Information available about how individual health market risk, and Affordable Care Act risk adjustment, has worked is still limited, and the results have varied so much from state to state that it’s hard to make any predictions.
Rebecca Owen, a research actuary at the Schaumburg, Illinois-based Society of Actuaries, makes those points in a paper about the ACA risk-adjustment program on the society’s website.
The drafters of the ACA wanted people to be able to buy major medical coverage without having to go through medical underwriting. They prohibited insurers from considering personal health status when issuing individual and small-group coverage, starting in January 2014, and they prohibited insurers from using personal health information other than age, location and tobacco use when pricing coverage.
Insurers and regulators worried that sick people would converge on specific plans with great benefits and great doctors and drown those plans with big claims.
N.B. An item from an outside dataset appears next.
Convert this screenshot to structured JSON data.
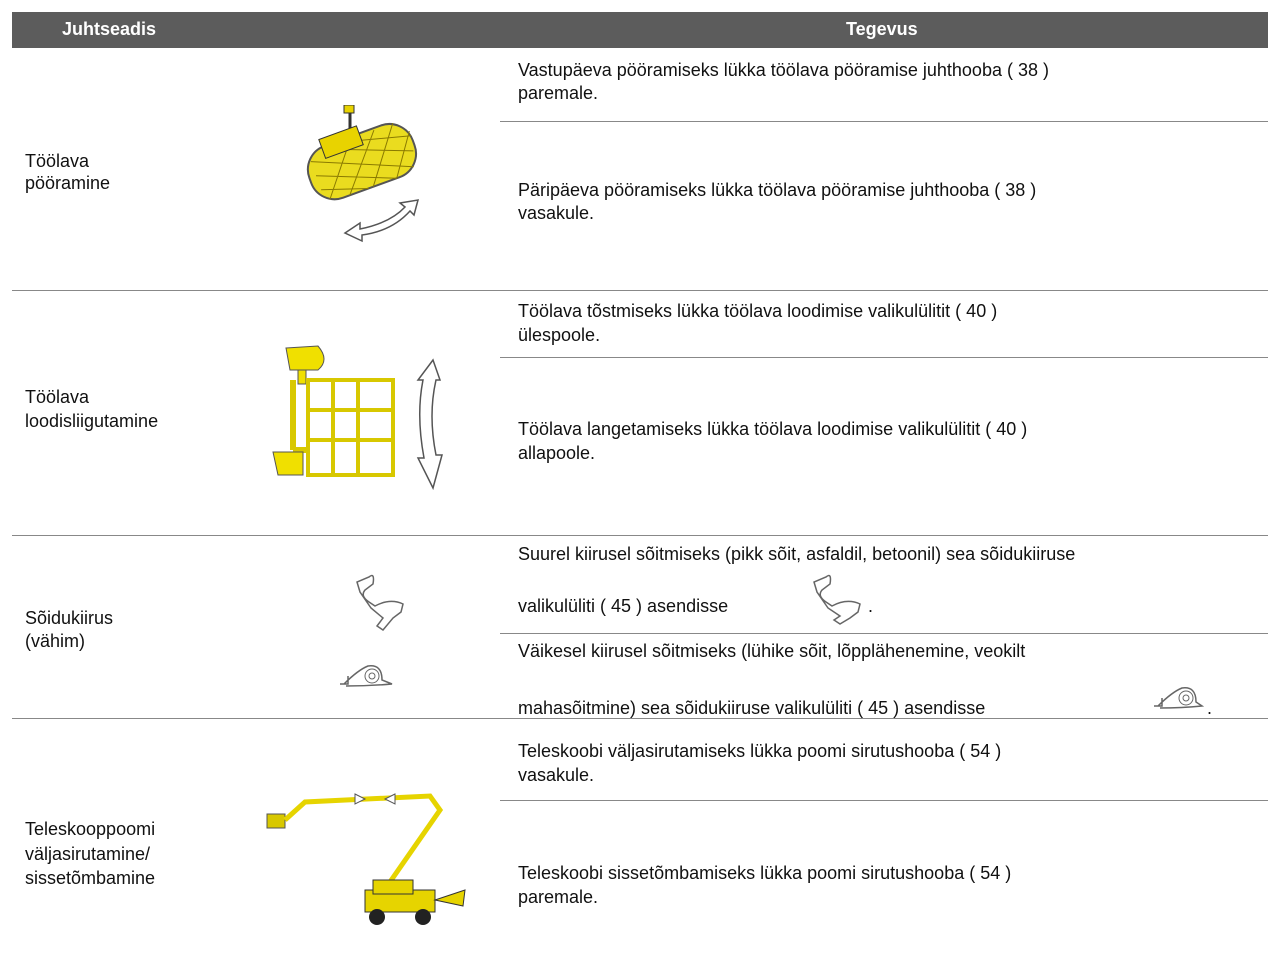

To keep unexpected swings in enrollee claim risk from capsizing plans, the ACA drafters and implementers created the risk-adjustment program.
The program, based partly on risk-adjustment programs now in use in Medicare product markets, is supposed to take cash from issuers with enrollees who come in with what appear to be low risk scores, based on their medical history and other factors, and send the cash to issuers with what appear to be high risk scores.
Some insurers, and especially small, new insurers, have argued that program rules and formulas have favored large insurers.
Related: 3 ways the ACA individual health market foundation cracked
Owen used many different methods to analyze how risk scores and ACA risk-adjustment transfers change from 2014 to 2015.